DBR1: Chassis, engine, body

The engine now has alternator, oil filter, carbs and a dipstick. The brass colour used for the carbs is a bit eye popping and I will probably put on a coat of dullcote to tone it down. I'll put on the exhaust manifolds once the engine is permanently in place, as they have to aim through the chassis tubes to an oval hole in the floor just right. One item that shows in the instructions, but that I can't find in the kit, is the cooling system standpipe and filler cap that seems to be attached to the front of the cylinder head, between the cams and above the water pump. There is another bit, with no obvious mounting point and with no mention in the instructions, that looks a bit like a starter motor, but which could, with a bit of squinting, be the missing cooling system filler. 
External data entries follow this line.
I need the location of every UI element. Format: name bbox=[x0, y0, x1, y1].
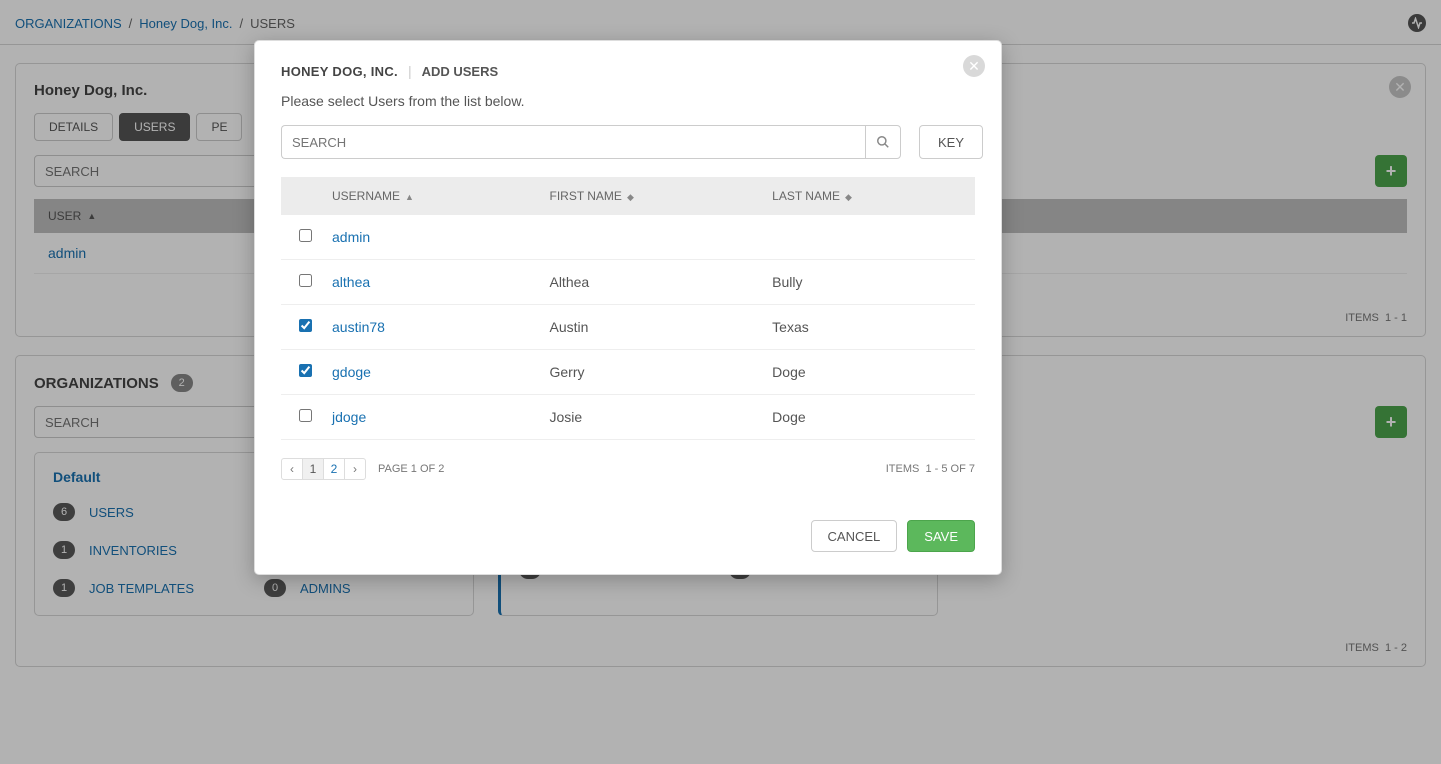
page-of-label: PAGE 1 OF 2 bbox=[378, 463, 444, 475]
users-table: USERNAME▲ FIRST NAME◆ LAST NAME◆ admin al… bbox=[281, 177, 975, 440]
column-firstname[interactable]: FIRST NAME◆ bbox=[539, 177, 762, 215]
first-name-cell: Josie bbox=[539, 395, 762, 440]
cancel-button[interactable]: CANCEL bbox=[811, 520, 898, 552]
first-name-cell: Gerry bbox=[539, 350, 762, 395]
pager-page-1[interactable]: 1 bbox=[302, 458, 324, 480]
last-name-cell: Bully bbox=[762, 260, 975, 305]
pager-next[interactable]: › bbox=[344, 458, 366, 480]
column-select bbox=[281, 177, 322, 215]
first-name-cell bbox=[539, 215, 762, 260]
pager: ‹ 1 2 › bbox=[281, 458, 366, 480]
table-row: austin78 AustinTexas bbox=[281, 305, 975, 350]
first-name-cell: Althea bbox=[539, 260, 762, 305]
username-link[interactable]: admin bbox=[332, 229, 370, 245]
row-checkbox[interactable] bbox=[299, 364, 312, 377]
last-name-cell: Texas bbox=[762, 305, 975, 350]
search-input[interactable] bbox=[281, 125, 865, 159]
search-button[interactable] bbox=[865, 125, 901, 159]
row-checkbox[interactable] bbox=[299, 409, 312, 422]
table-row: jdoge JosieDoge bbox=[281, 395, 975, 440]
username-link[interactable]: althea bbox=[332, 274, 370, 290]
column-username[interactable]: USERNAME▲ bbox=[322, 177, 539, 215]
sort-icon: ◆ bbox=[627, 192, 634, 202]
last-name-cell: Doge bbox=[762, 350, 975, 395]
modal-instructions: Please select Users from the list below. bbox=[281, 93, 975, 109]
row-checkbox[interactable] bbox=[299, 229, 312, 242]
add-users-modal: ✕ HONEY DOG, INC. | ADD USERS Please sel… bbox=[254, 40, 1002, 575]
key-button[interactable]: KEY bbox=[919, 125, 983, 159]
modal-org-name: HONEY DOG, INC. bbox=[281, 64, 398, 79]
sort-icon: ◆ bbox=[845, 192, 852, 202]
close-icon[interactable]: ✕ bbox=[963, 55, 985, 77]
pager-prev[interactable]: ‹ bbox=[281, 458, 303, 480]
divider: | bbox=[408, 63, 412, 79]
table-row: althea AltheaBully bbox=[281, 260, 975, 305]
modal-title: ADD USERS bbox=[422, 64, 499, 79]
sort-asc-icon: ▲ bbox=[405, 192, 414, 202]
items-count: ITEMS 1 - 5 OF 7 bbox=[886, 463, 975, 475]
pager-page-2[interactable]: 2 bbox=[323, 458, 345, 480]
row-checkbox[interactable] bbox=[299, 319, 312, 332]
row-checkbox[interactable] bbox=[299, 274, 312, 287]
username-link[interactable]: austin78 bbox=[332, 319, 385, 335]
last-name-cell: Doge bbox=[762, 395, 975, 440]
table-row: admin bbox=[281, 215, 975, 260]
column-lastname[interactable]: LAST NAME◆ bbox=[762, 177, 975, 215]
save-button[interactable]: SAVE bbox=[907, 520, 975, 552]
first-name-cell: Austin bbox=[539, 305, 762, 350]
username-link[interactable]: jdoge bbox=[332, 409, 366, 425]
last-name-cell bbox=[762, 215, 975, 260]
username-link[interactable]: gdoge bbox=[332, 364, 371, 380]
table-row: gdoge GerryDoge bbox=[281, 350, 975, 395]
The chassis has acquired more little tubes, gussets and various other bits such as the steering column and pedals. The lack of mounting brackets for a range of things makes a lot of this guesswork, and hopefully I haven't glued something in that will interfere with some future installation. Particularly challenging will be the front suspension, which, in the absence of locating pins, leads to the possibility that wheels won't line up right with the fender openings.
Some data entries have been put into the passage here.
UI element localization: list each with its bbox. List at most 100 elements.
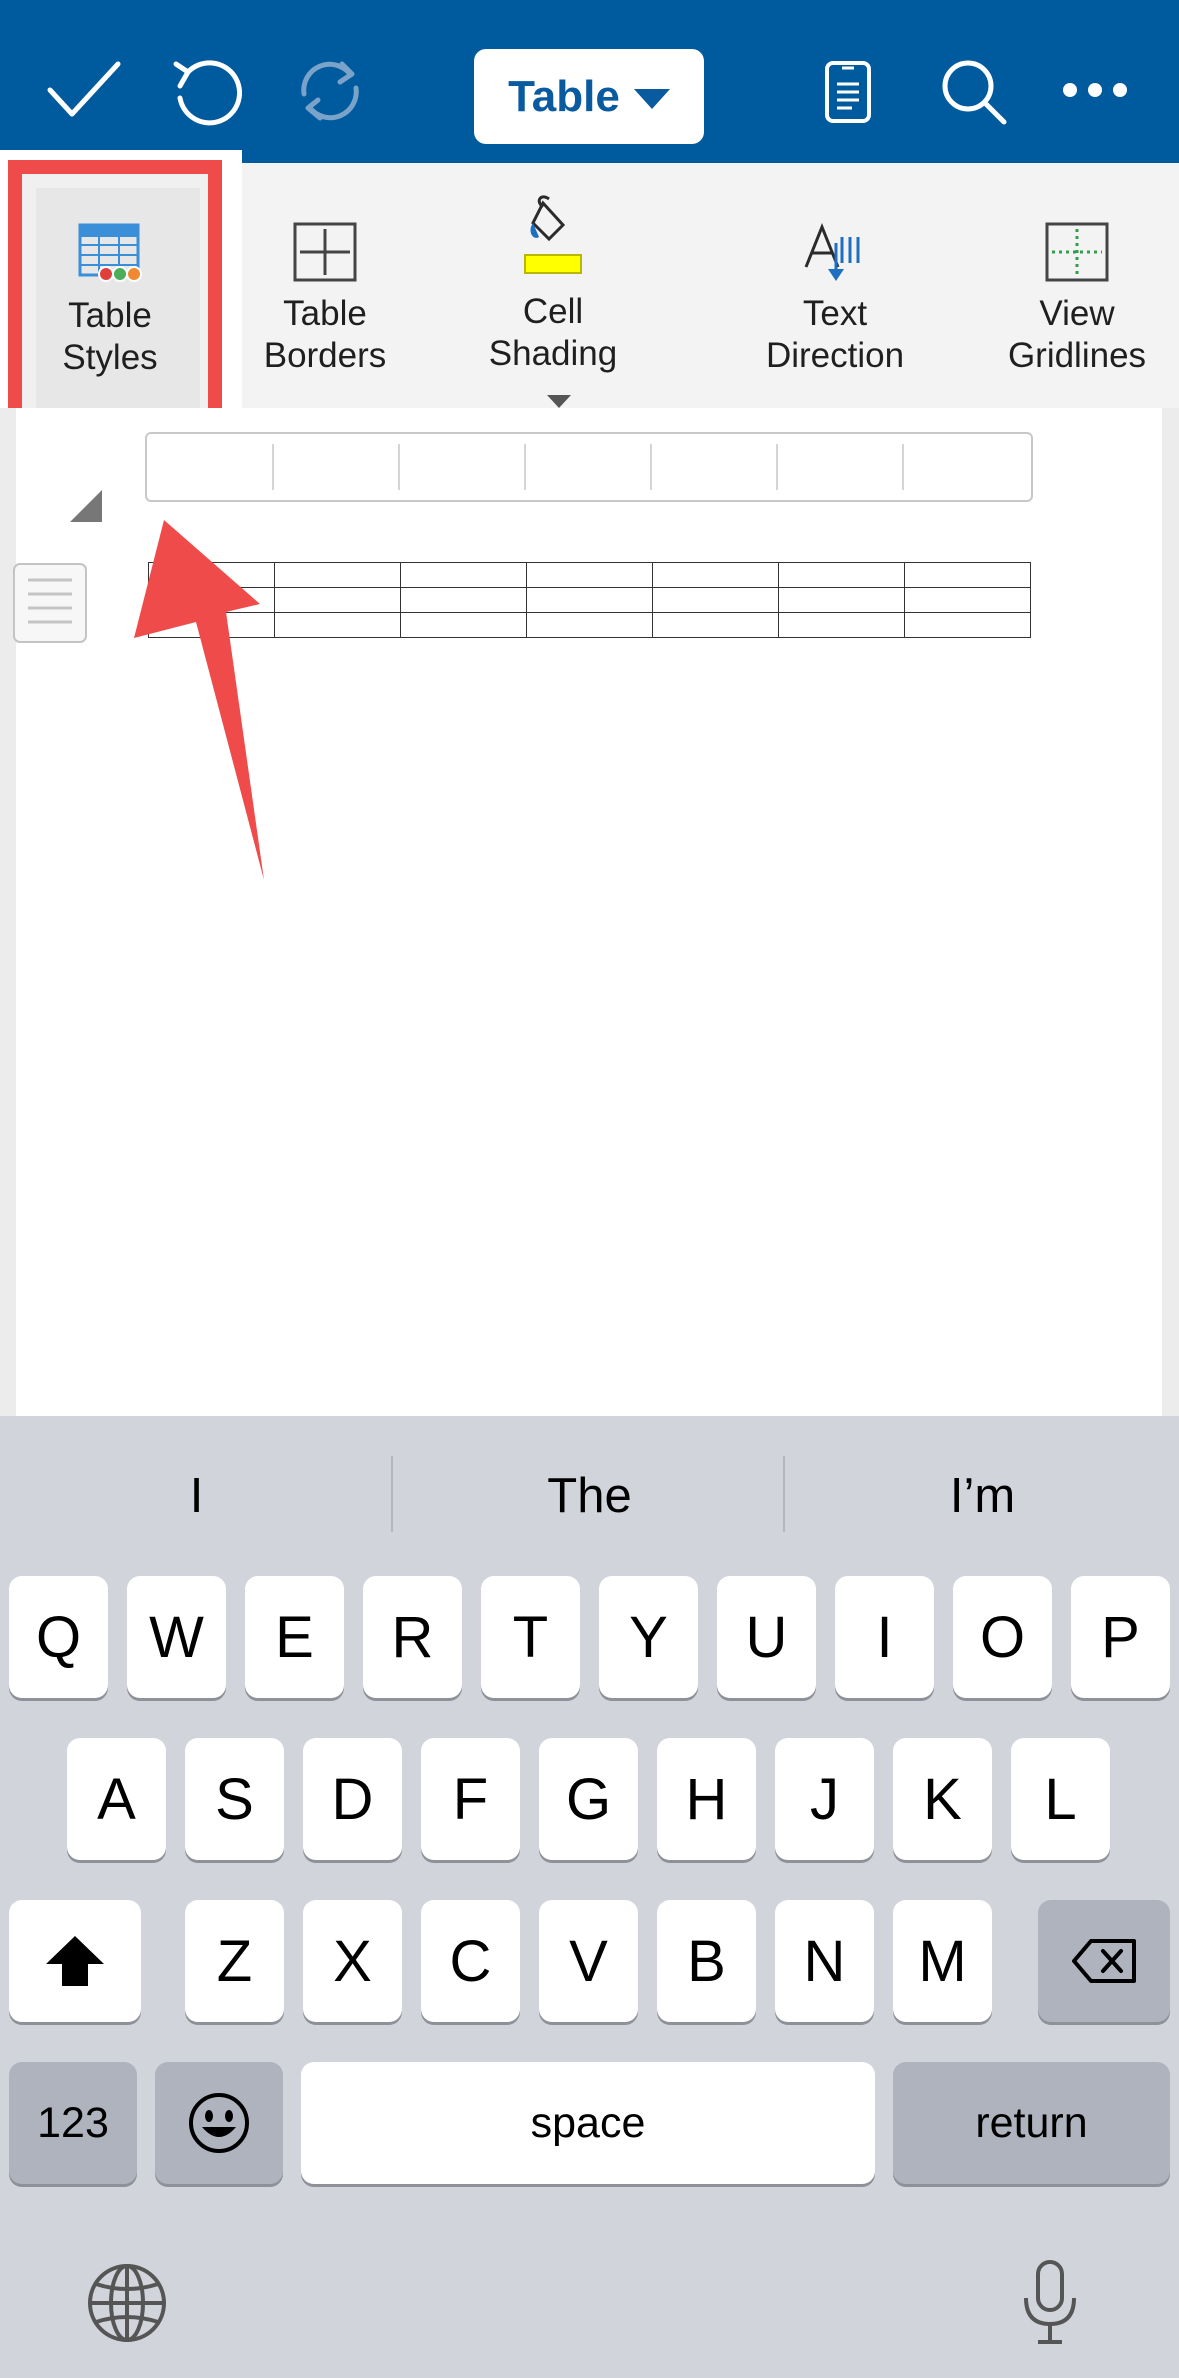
table-cell[interactable]: [274, 562, 401, 588]
table-cell[interactable]: [400, 562, 527, 588]
ruler-column-marker[interactable]: [776, 444, 778, 490]
key-c[interactable]: C: [421, 1900, 520, 2022]
view-gridlines-button[interactable]: View Gridlines: [957, 163, 1179, 408]
table-cell[interactable]: [904, 587, 1031, 613]
paragraph-handle-icon[interactable]: [12, 562, 88, 649]
key-t[interactable]: T: [481, 1576, 580, 1698]
suggestion-2[interactable]: The: [393, 1416, 786, 1576]
text-direction-label: Text Direction: [765, 294, 905, 375]
table-borders-icon: [292, 203, 358, 283]
table-cell[interactable]: [274, 587, 401, 613]
table-row: [148, 587, 1031, 613]
view-gridlines-label: View Gridlines: [1007, 294, 1147, 375]
shift-key[interactable]: [9, 1900, 141, 2022]
backspace-icon: [1072, 1939, 1136, 1983]
table-styles-icon: [74, 205, 146, 285]
suggestion-1[interactable]: I: [0, 1416, 393, 1576]
key-l[interactable]: L: [1011, 1738, 1110, 1860]
table-row: [148, 562, 1031, 588]
microphone-icon[interactable]: [1018, 2258, 1082, 2353]
page-margin-right: [1162, 408, 1179, 1416]
table-borders-label: Table Borders: [263, 294, 387, 375]
key-x[interactable]: X: [303, 1900, 402, 2022]
key-w[interactable]: W: [127, 1576, 226, 1698]
ruler-column-marker[interactable]: [398, 444, 400, 490]
ruler-column-marker[interactable]: [524, 444, 526, 490]
key-s[interactable]: S: [185, 1738, 284, 1860]
suggestion-divider: [783, 1456, 785, 1532]
more-icon[interactable]: [1062, 82, 1128, 98]
key-j[interactable]: J: [775, 1738, 874, 1860]
key-f[interactable]: F: [421, 1738, 520, 1860]
key-u[interactable]: U: [717, 1576, 816, 1698]
table-cell[interactable]: [526, 562, 653, 588]
table-row: [148, 612, 1031, 638]
key-e[interactable]: E: [245, 1576, 344, 1698]
suggestion-3[interactable]: I’m: [786, 1416, 1179, 1576]
app-toolbar: Table: [0, 0, 1179, 163]
key-g[interactable]: G: [539, 1738, 638, 1860]
shift-icon: [46, 1936, 104, 1986]
table-cell[interactable]: [400, 612, 527, 638]
chevron-down-icon: [633, 72, 670, 122]
key-n[interactable]: N: [775, 1900, 874, 2022]
space-key[interactable]: space: [301, 2062, 875, 2184]
table-mode-label: Table: [508, 71, 620, 121]
table-cell[interactable]: [778, 587, 905, 613]
globe-icon[interactable]: [86, 2262, 168, 2349]
key-o[interactable]: O: [953, 1576, 1052, 1698]
key-a[interactable]: A: [67, 1738, 166, 1860]
key-y[interactable]: Y: [599, 1576, 698, 1698]
redo-icon[interactable]: [290, 56, 370, 126]
text-direction-icon: [802, 203, 868, 283]
table-cell[interactable]: [904, 612, 1031, 638]
table-column-ruler[interactable]: [145, 432, 1033, 502]
key-h[interactable]: H: [657, 1738, 756, 1860]
table-mode-dropdown[interactable]: Table: [474, 49, 704, 144]
table-styles-button[interactable]: Table Styles: [0, 163, 220, 408]
backspace-key[interactable]: [1038, 1900, 1170, 2022]
table-cell[interactable]: [400, 587, 527, 613]
key-z[interactable]: Z: [185, 1900, 284, 2022]
page-margin-left: [0, 408, 16, 1416]
table-cell[interactable]: [526, 612, 653, 638]
key-d[interactable]: D: [303, 1738, 402, 1860]
table-cell[interactable]: [652, 587, 779, 613]
key-r[interactable]: R: [363, 1576, 462, 1698]
key-k[interactable]: K: [893, 1738, 992, 1860]
cell-shading-button[interactable]: Cell Shading: [453, 163, 653, 408]
table-cell[interactable]: [526, 587, 653, 613]
emoji-icon: [189, 2093, 249, 2153]
table-cell[interactable]: [778, 612, 905, 638]
ruler-column-marker[interactable]: [650, 444, 652, 490]
ios-keyboard: I The I’m Q W E R T Y U I O P A S D F G …: [0, 1416, 1179, 2378]
undo-icon[interactable]: [170, 54, 244, 128]
return-key[interactable]: return: [893, 2062, 1170, 2184]
table-cell[interactable]: [274, 612, 401, 638]
document-table[interactable]: [148, 562, 1031, 638]
table-styles-label: Table Styles: [62, 296, 158, 377]
key-m[interactable]: M: [893, 1900, 992, 2022]
gridlines-icon: [1044, 203, 1110, 283]
table-cell[interactable]: [652, 562, 779, 588]
mobile-view-icon[interactable]: [824, 60, 872, 124]
ruler-column-marker[interactable]: [272, 444, 274, 490]
key-v[interactable]: V: [539, 1900, 638, 2022]
checkmark-icon[interactable]: [46, 58, 122, 120]
table-cell[interactable]: [652, 612, 779, 638]
cell-shading-label: Cell Shading: [433, 291, 673, 419]
annotation-arrow: [130, 520, 270, 895]
table-cell[interactable]: [778, 562, 905, 588]
table-borders-button[interactable]: Table Borders: [205, 163, 445, 408]
emoji-key[interactable]: [155, 2062, 283, 2184]
text-direction-button[interactable]: Text Direction: [715, 163, 955, 408]
key-i[interactable]: I: [835, 1576, 934, 1698]
numbers-key[interactable]: 123: [9, 2062, 137, 2184]
ruler-column-marker[interactable]: [902, 444, 904, 490]
table-select-handle[interactable]: [68, 488, 104, 529]
table-cell[interactable]: [904, 562, 1031, 588]
key-p[interactable]: P: [1071, 1576, 1170, 1698]
key-b[interactable]: B: [657, 1900, 756, 2022]
key-q[interactable]: Q: [9, 1576, 108, 1698]
search-icon[interactable]: [940, 58, 1008, 126]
Brownie points if you can spot the error in the chassis.

As I will be away for a few days on business, I also got brave and painted the body so that it would have time to dry before I get back late in the week. In the end, I picked Tamiya's TS-9 British Green, much darker than the pictures on the Profil 24 website but closer to what I've seen in online pictures. Of course digital pictures on a computer screen can be deceiving, and these pictures look darker than the car appears to the eye; this close approximation of BRG suits the car well and I won't worry about authenticity too much.

PS if you were looking for the error in the plug wiring in the last post about the DBR1, here it is: online photographs of restored DBR1's show that the left-hand distributor connects to the forward plug in any given cylinder, but I cut one of my wires too short, so the left-hand distributor connects to the rearward plug on cylinder #3 - the wire wouldn't reach the forward plug, and couldn't be lengthened as it was already embedded in the distributor. Essentially the leads for the plugs for #3 are reversed. No one got it, so the Brownie points go back in the pot for someone else to earn.

PPS Brownie points are rather unique as they are occasionally allocated by Members of the Browne family, a notorious bunch of know-it-alls, in recognition of Browne-class levels of nit-picking. It takes one to know one ... given the rather large burden of proof required, they are very rarely awarded and are thus much prized by the infrequent grantees. You've got another crack at it as the chassis photo above shows another screwup.

1 comment:

  1. So no one spotted the error in the chassis, or if you did, you were too shy to point it out to me. In case you were wondering, here it is: the chassis rails that run front to back, either side of the engine and cockpit, are upside down. This makes location of the support for the front torsion bars, and thus the location of the front wheels, somewhat problematical.